Alternatively to storing the WebPages on disk you could elect to insert the WebPage source and read from the database (requires code modification). This method will make better usage of disk space (due to cluster allocation), but in my experience personally and professionally, once the database table reaches N rows (depends on your system) the table becomes un-manageable (very subjective, I know), and operations such as re-organize and re-build simple take too long.
As an example, in 2008 I was aware of a 400 million row table that stored the text of posts (not complete webpages) on a 16-way server with 64GB of RAM and used a 50 drive SAN and it took 24 hours to re-organize the index, and it was clear that this particular implementation would not sustain the current rate of growth.
However, if you are building static indexes, this solution may work for you.
1.) How many WebPages total?
2.) What is the desired implementation of AN?
3.) When you do get the index back up to size, do take a screenshot, please.
Sorry about the delayed response here.
1) would be indexing about 10-15 webpages total
2) to allow users to perform searches on the 10-15 webpage index while updating the index potentially twice a year
3)will do
What is the code modification to elect to insert WebPage source and read from the DB? I know there is at least one config change but there must be more...
Thanks!!
1.) I mean, how many webpages have you collected for the size you have on disk?
2.) This may be a viable option, storing webpages in the DB.
3.) Cool. OK.
The modification? I will make it for you as this is a nice feature.
It will first.) examine the filesystem for the Discovery and then.) examine the DB and if the Discovery isn't found it will finally.) report the missing Discovery to the user and report the exception to the database.
1) sorry I had only collected 1 webpage for the size
So you will make the code changes for storing webpages in the DB and I can pull it down from SVN?
OK.
Yes. I will test it tonight and tomorrow and likely check it in tomorrow evening.
Checked in.
awesome thanks!! So the console project is where the changes have been made then? Should I just be able to run the console and it will now put everything in DB instead of file system? Are there any changes to the Web project as well?
thanks again
The changes were made in Plugins\SearchManager.cs and in the Web project.

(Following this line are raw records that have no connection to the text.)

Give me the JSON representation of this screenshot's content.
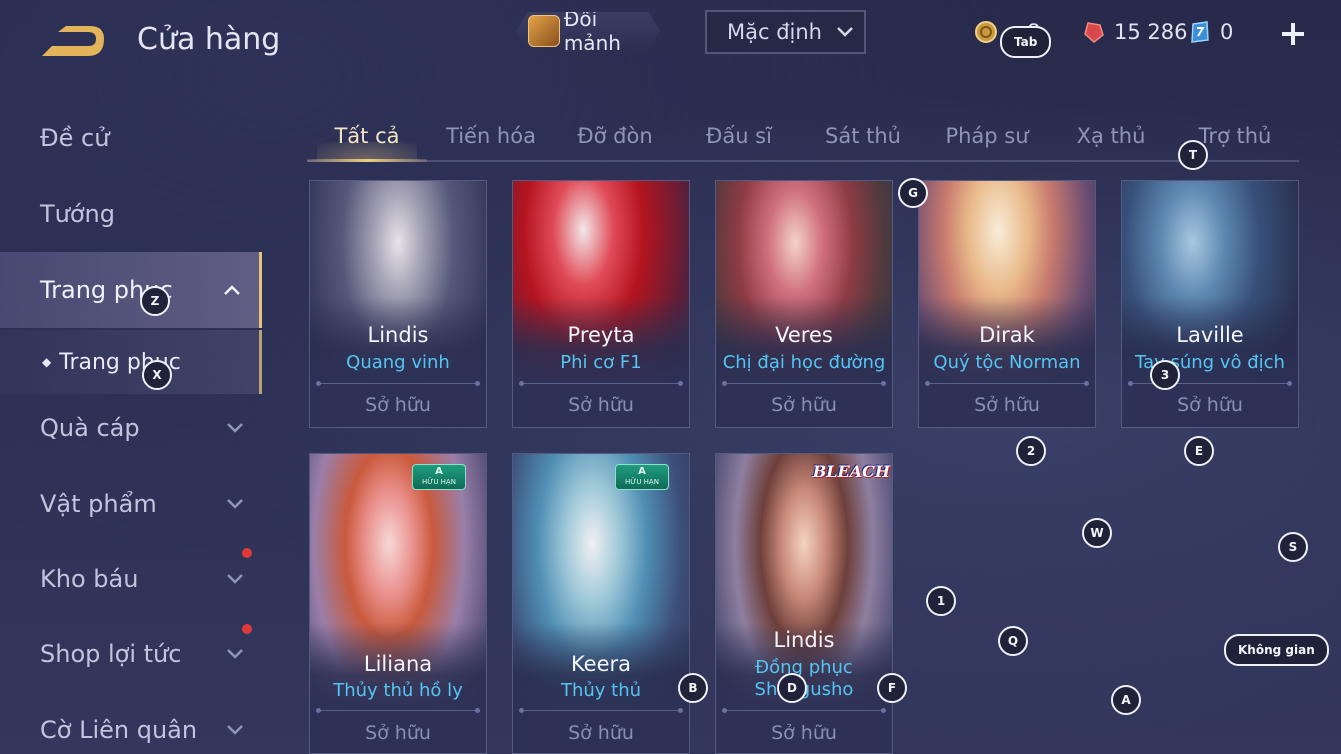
{
  "header": {
    "title": "Cửa hàng",
    "exchange_label": "Đổi mảnh",
    "sort_value": "Mặc định",
    "currency_gold": "…8",
    "currency_rubies": "15 286",
    "currency_vouchers": "0"
  },
  "sidebar": {
    "items": [
      {
        "label": "Đề cử"
      },
      {
        "label": "Tướng"
      },
      {
        "label": "Trang phục"
      },
      {
        "label": "Quà cáp"
      },
      {
        "label": "Vật phẩm"
      },
      {
        "label": "Kho báu"
      },
      {
        "label": "Shop lợi tức"
      },
      {
        "label": "Cờ Liên quân"
      }
    ],
    "sub_item": "Trang phục"
  },
  "tabs": [
    "Tất cả",
    "Tiến hóa",
    "Đỡ đòn",
    "Đấu sĩ",
    "Sát thủ",
    "Pháp sư",
    "Xạ thủ",
    "Trợ thủ"
  ],
  "cards": [
    {
      "hero": "Lindis",
      "skin": "Quang vinh",
      "status": "Sở hữu"
    },
    {
      "hero": "Preyta",
      "skin": "Phi cơ F1",
      "status": "Sở hữu"
    },
    {
      "hero": "Veres",
      "skin": "Chị đại học đường",
      "status": "Sở hữu"
    },
    {
      "hero": "Dirak",
      "skin": "Quý tộc Norman",
      "status": "Sở hữu"
    },
    {
      "hero": "Laville",
      "skin": "Tay súng vô địch",
      "status": "Sở hữu"
    },
    {
      "hero": "Liliana",
      "skin": "Thủy thủ hồ ly",
      "status": "Sở hữu",
      "badge": "HỮU HẠN"
    },
    {
      "hero": "Keera",
      "skin": "Thủy thủ",
      "status": "Sở hữu",
      "badge": "HỮU HẠN"
    },
    {
      "hero": "Lindis",
      "skin": "Đồng phục",
      "skin2": "Shinigusho",
      "status": "Sở hữu",
      "badge": "BLEACH"
    }
  ],
  "badges": {
    "limited_letter": "A"
  },
  "key_hints": {
    "tab": "Tab",
    "z": "Z",
    "x": "X",
    "t": "T",
    "g": "G",
    "k3": "3",
    "k2": "2",
    "e": "E",
    "w": "W",
    "s": "S",
    "k1": "1",
    "q": "Q",
    "space": "Không gian",
    "b": "B",
    "d": "D",
    "f": "F",
    "a": "A"
  },
  "colors": {
    "accent_gold": "#f0cd83",
    "skin_name": "#54c4f0",
    "notify_red": "#e0393a"
  }
}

When requesting functionality that requires the WebPage Source, AN will check the filesystem first, and then check the DB, and if no WebPage Source is found a message will be presented to the user indicating an error and a row will be inserted into the Exceptions table.
Check out the SVN history to see the changes.
(TortoiseSVN > Show log)
You can compare revisions to see the changes.

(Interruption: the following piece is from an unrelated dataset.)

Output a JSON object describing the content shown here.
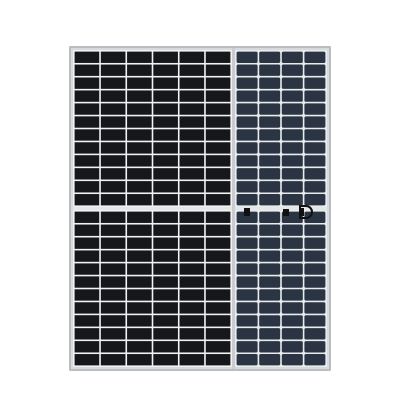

To store the WebPage Source in the database you need to set ApplicationSettings.InsertWebPageSource = true, and (optionally) set ApplicationSettings.SaveDiscoveredWebPagesToDisk = false.
That should be it.
Whenever a modification needs to be made to AN that is for the good of AN, and for others, I am happy to commit to the modification. This includes bug fixes and features such as this. When in doubt, please ask.
You are very welcome.
Thanks a lot Mike. Just to get your final opinion on this...
Do you think that saving to the DB will actually reduce the storage requirements and if yes by approximately how much?
Thanks again!
I will put on a crawl to give some real numbers.
Be back later today...
Thanks Mike this is great info and exactly what I was wondering!